Dans cette hypothèse :
- Il ne va pas voter,
- Il vote pour « une sanction » vis-à-vis du pouvoir en place,
- Il vote « nul »,
- Il vote « blanc ».
Le problème, c’est que même si les votes nuls et les votes blancs sont depuis peu comptabilisés ; ils le sont pour le principe ; mais, à part nous donner une indication, ils ne servent à rien !
Il n’y a donc aucune chance de modifier la volonté des « pas contents » face à une « offre » qui leur semble pauvre ou arbitraire !
Forts de ce constat et face aux futures échéances, il nous semble important de mettre en place une proposition républicaine impliquant chaque citoyen et donnant une possibilité de s’exprimer autrement.
Nous vous proposons de mettre en ligne une « pétition » devant recueillir un maximum de signatures en ligne, obligeant nos politiques et/ou institutions à examiner ce texte et à lui donner une existence et une légitimité concrète.
Il faut 500 000 signatures pour que le texte soit discuté à l’assemblée nationale.
Il y a 49,5 millions d’électeurs sur les listes électorales (chiffre des dernières élections européennes).
Soit un peu plus de 1% des inscrits qui peuvent changer une « approche républicaine » !
Le vote blanc serait comptabilisé avec les suffrages exprimés et aurait des conséquences législatives ; ce qui n’est pas le cas aujourd’hui.

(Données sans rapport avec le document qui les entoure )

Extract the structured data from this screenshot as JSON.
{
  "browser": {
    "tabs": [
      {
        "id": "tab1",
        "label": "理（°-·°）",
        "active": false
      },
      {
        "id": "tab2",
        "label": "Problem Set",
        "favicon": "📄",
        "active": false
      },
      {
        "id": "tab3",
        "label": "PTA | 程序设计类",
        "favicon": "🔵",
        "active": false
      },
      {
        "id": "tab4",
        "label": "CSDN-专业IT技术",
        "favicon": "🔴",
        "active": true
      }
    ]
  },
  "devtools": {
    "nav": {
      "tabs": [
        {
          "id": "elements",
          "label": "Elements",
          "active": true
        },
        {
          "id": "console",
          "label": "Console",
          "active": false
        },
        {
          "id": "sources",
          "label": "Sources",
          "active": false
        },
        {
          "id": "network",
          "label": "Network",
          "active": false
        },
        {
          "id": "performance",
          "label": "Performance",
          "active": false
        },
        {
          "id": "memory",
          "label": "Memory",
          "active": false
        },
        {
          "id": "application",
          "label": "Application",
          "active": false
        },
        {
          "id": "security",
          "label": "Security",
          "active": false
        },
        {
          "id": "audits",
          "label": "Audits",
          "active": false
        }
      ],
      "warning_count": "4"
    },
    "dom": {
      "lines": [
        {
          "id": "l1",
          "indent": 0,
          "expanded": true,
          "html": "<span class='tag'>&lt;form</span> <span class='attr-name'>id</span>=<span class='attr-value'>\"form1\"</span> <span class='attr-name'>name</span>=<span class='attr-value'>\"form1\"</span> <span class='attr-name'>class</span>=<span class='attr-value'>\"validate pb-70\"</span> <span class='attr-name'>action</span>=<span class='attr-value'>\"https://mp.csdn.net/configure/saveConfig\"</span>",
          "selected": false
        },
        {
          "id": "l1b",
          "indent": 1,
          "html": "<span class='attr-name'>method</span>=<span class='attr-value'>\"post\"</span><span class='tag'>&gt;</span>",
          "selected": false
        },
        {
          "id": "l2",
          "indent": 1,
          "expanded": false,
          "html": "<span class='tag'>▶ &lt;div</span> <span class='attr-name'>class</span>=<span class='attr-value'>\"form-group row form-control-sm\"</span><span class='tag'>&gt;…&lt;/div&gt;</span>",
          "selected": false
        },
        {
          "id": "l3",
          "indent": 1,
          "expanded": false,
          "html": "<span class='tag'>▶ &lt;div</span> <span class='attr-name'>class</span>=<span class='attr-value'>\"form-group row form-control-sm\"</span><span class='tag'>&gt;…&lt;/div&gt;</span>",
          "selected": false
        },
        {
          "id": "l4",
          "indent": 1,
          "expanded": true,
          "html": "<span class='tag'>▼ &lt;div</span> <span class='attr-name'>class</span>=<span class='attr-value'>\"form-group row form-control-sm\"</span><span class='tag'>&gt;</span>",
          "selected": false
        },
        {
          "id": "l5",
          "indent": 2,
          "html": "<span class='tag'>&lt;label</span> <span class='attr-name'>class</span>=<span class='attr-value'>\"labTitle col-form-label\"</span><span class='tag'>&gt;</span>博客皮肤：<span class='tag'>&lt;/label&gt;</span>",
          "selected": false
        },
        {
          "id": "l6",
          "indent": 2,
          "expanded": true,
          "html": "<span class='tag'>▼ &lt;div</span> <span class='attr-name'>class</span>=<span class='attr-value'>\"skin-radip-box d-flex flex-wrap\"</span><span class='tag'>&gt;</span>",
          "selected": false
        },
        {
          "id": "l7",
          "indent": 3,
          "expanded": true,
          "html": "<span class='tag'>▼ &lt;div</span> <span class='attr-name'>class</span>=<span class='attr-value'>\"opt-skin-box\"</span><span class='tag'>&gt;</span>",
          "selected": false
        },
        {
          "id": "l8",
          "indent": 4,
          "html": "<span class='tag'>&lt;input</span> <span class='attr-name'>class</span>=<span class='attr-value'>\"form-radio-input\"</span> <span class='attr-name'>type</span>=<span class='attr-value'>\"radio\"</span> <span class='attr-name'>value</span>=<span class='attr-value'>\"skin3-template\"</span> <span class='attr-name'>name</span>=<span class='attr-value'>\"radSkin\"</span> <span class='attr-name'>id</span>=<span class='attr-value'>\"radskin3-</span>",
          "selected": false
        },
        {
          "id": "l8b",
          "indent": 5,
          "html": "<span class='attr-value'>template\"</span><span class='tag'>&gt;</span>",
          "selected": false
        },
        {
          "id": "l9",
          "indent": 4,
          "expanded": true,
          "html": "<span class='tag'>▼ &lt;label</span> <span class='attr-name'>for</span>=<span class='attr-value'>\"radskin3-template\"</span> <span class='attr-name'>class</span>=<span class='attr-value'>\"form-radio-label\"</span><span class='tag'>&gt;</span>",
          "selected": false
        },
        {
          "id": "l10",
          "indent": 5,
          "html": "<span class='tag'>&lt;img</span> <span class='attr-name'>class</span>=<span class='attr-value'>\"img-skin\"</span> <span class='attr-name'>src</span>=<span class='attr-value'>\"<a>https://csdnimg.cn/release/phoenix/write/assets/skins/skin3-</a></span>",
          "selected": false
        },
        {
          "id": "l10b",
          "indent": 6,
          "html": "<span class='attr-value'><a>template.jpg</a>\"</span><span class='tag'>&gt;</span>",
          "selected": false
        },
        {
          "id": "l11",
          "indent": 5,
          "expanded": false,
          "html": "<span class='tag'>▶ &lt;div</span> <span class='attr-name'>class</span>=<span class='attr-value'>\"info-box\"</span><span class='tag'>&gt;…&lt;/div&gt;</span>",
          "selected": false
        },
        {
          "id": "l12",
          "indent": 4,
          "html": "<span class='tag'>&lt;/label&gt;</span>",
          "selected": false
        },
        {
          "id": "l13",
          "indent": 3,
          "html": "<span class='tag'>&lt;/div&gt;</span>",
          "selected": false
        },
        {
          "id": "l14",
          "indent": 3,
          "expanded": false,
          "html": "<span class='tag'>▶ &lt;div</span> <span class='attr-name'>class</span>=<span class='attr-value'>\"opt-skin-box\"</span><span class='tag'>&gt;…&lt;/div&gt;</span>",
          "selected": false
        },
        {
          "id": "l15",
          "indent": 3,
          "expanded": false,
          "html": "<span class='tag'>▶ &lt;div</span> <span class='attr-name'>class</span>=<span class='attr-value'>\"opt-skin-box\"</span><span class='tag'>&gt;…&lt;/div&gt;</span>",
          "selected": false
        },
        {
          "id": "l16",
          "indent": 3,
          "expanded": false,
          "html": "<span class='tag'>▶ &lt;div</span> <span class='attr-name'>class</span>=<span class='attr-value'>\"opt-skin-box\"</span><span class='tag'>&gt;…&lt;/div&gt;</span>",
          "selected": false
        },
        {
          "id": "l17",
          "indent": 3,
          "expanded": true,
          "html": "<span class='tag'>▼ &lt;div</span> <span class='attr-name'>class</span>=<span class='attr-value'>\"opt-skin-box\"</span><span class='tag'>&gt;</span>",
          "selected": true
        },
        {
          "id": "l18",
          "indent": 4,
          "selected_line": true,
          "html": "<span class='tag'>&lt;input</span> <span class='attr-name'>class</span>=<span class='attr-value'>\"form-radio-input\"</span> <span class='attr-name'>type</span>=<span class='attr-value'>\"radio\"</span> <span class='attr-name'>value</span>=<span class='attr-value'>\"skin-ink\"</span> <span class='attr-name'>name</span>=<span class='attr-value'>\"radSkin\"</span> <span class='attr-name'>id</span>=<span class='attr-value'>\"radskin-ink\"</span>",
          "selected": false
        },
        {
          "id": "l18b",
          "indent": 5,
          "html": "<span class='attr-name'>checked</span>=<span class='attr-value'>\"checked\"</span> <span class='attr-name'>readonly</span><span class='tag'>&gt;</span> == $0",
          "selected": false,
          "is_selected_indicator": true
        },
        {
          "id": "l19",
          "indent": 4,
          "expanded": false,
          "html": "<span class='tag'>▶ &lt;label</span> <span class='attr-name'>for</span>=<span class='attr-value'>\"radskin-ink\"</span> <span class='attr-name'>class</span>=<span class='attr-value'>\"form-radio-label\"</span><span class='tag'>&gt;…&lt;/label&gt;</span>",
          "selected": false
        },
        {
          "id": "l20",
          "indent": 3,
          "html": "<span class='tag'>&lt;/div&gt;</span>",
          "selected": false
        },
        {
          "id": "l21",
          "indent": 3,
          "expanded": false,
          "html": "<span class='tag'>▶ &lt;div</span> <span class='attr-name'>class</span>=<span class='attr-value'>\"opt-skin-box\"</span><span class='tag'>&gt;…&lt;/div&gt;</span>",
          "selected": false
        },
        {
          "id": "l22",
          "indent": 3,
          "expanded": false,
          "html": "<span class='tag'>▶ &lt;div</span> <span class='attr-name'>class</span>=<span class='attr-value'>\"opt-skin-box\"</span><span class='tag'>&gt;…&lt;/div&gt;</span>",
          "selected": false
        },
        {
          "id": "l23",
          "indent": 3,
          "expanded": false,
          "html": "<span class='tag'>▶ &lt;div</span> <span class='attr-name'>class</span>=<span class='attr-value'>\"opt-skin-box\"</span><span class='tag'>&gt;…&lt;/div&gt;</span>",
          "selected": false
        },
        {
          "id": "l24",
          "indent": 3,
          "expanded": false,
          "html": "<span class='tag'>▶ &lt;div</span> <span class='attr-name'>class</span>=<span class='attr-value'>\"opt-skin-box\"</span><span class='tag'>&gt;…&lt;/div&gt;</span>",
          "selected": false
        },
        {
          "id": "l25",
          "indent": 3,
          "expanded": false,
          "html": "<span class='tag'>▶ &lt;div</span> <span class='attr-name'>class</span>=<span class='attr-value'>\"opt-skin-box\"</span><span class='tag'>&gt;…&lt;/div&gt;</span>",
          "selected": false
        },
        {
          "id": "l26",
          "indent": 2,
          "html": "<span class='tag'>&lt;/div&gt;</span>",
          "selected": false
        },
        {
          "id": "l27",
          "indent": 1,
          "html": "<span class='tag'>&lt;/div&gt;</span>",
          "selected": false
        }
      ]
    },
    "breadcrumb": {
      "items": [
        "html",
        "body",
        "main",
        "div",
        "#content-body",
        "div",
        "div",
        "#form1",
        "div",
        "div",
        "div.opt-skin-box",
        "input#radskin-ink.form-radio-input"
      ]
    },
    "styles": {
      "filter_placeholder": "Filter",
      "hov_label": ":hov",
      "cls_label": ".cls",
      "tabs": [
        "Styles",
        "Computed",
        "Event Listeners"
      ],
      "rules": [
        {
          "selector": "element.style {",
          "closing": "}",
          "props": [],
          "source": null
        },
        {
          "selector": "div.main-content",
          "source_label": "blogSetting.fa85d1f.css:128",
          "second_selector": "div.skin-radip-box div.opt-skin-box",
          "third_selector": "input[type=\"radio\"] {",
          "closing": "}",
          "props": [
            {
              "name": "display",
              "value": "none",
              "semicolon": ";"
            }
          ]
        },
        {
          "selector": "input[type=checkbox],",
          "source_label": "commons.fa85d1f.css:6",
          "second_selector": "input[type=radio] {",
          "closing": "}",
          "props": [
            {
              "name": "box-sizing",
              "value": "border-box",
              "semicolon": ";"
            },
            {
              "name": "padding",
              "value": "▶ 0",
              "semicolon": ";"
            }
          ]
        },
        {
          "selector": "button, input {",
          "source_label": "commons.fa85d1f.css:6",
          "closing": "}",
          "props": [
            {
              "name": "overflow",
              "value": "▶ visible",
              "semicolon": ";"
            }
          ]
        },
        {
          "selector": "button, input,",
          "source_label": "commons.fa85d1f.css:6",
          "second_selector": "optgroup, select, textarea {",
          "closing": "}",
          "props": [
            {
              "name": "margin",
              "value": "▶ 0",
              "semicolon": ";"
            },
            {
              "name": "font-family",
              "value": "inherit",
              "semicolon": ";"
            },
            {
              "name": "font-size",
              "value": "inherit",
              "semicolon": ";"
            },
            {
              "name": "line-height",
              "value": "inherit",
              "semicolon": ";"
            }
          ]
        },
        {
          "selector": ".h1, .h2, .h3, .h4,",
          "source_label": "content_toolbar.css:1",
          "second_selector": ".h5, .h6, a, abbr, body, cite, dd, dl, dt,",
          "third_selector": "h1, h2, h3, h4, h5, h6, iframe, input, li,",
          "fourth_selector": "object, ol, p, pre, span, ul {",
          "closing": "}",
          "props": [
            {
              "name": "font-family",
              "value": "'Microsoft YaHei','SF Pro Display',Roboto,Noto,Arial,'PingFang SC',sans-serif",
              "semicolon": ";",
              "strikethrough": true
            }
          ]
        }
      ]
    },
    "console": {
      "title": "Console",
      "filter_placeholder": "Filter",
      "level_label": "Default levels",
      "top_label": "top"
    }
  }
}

Exemple de prise en compte :
- Au premier tour, le vote blanc est majoritaire (et/ou dépasse un certain pourcentage à définir) : les candidats à l’élection en cours sont, soit éliminés de ce scrutin en deçà d’un pourcentage significatif à définir, soit admis à se présenter au deuxième tour
- Au deuxième tour, si le vote blanc est toujours majoritaire, l’élection est réputée infructueuse ce qui impose un troisième et dernier tour. Ce qui induit que chaque parti concerné doit présenter un nouveau candidat et un nouveau programme. Ce qui aurait pour effet de contribuer au renouvellement des acteurs de la « vie politique ».
Ce sera de toute façon au législateur de débattre de ce sujet démocratique sur les propositions que les signataires soumettront.